Dr Peck hoots in laughter. “Friday. Let’s talk more then.”

/ / /

It is a regular weekday evening and by eight o’clock the Cantonment Police Complex is dead, the last of its staff having bled out to the subway station. The only detectable movements are the security cameras swivelling on their braces.

John waits another two hours before he makes his move. Behind an electrical panel in a service shaft he closes the circuitry and activates a recurring, 12-minute video clip of an empty office. With that in place he works his way past the lobby and into the Intelligence Department. The card reader responds to his access pass and the glass door opens for him. The unlit office is silent, its air stale without the air-conditioning.

Marco’s desk is located at the far corner of the room. A sudden flicker of a desk lamp sends John edging into a nearby workstation. Between slits in the partitions he sees a tall, studious young man shuffling documents by lamplight and packing them into a leather case, along with an empty plastic water bottle. He is wearing headphones and appears not to have noticed John as he shuts down his computer. He turns off the desk lamp and shuffles across the carpeted floor towards the lobby.
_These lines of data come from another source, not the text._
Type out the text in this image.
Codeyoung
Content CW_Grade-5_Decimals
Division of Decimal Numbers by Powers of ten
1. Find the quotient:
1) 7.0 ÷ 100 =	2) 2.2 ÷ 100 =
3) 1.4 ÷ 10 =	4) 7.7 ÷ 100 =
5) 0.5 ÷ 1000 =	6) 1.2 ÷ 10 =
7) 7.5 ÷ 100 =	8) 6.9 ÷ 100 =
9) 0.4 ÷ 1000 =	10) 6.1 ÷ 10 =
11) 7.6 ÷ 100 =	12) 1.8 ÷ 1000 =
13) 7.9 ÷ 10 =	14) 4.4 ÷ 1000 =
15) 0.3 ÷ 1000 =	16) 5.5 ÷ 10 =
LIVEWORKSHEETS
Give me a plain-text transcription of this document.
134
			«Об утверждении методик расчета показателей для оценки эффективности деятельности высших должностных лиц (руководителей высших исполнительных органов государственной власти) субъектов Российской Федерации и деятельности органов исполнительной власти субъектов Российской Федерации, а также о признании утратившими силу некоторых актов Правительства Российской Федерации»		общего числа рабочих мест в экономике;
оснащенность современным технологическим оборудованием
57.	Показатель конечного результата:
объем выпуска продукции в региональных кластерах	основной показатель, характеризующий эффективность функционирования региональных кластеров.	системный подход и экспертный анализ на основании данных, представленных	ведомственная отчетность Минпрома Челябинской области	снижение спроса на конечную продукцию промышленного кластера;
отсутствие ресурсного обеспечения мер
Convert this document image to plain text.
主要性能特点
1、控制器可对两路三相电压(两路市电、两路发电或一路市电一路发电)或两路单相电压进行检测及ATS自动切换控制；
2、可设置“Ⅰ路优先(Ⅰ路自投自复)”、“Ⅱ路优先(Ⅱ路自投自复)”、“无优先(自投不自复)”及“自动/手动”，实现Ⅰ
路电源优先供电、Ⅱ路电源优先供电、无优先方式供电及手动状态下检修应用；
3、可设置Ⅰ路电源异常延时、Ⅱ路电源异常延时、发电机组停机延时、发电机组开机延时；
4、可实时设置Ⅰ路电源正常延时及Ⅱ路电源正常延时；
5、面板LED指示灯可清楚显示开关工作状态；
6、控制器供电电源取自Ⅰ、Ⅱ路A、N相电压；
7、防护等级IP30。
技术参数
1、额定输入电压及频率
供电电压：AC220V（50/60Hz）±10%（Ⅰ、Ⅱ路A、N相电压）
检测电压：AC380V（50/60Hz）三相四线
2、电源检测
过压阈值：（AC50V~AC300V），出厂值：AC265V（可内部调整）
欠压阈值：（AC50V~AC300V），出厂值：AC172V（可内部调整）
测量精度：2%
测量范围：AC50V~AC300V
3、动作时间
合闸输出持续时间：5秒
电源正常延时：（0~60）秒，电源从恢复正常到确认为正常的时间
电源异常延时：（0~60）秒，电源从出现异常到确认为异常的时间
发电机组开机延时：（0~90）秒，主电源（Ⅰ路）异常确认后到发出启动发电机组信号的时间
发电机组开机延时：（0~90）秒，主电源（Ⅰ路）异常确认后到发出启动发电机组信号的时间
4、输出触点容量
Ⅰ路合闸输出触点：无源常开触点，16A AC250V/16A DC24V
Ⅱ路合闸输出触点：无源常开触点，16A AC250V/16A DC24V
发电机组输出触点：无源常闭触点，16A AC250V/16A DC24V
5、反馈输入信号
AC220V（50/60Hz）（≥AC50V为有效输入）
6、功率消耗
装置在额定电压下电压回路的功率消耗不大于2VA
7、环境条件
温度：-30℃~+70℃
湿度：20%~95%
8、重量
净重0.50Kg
Something white falls from his pocket.

John hears the glass doors roll and the ring of an arriving lift. He creeps out of hiding and passes the workstation. A tag on a low partition reads: Julian Woo, Forensic Executive. Farther down the aisle John picks up what Julian dropped. It’s a lunch receipt, seemingly worthless until he turns it over and finds a single handwritten word.

UNSAFE.

A tingle radiates down John’s back. He drops the note into a shredder and races over to a row of workstations assigned to senior investigation officers, his nerves stretched too taut to consider who this Julian might be. The tag on the one that’s most secluded from the rest of the office reads: Marco Bey, Deputy Director, Field Research (Special Duties).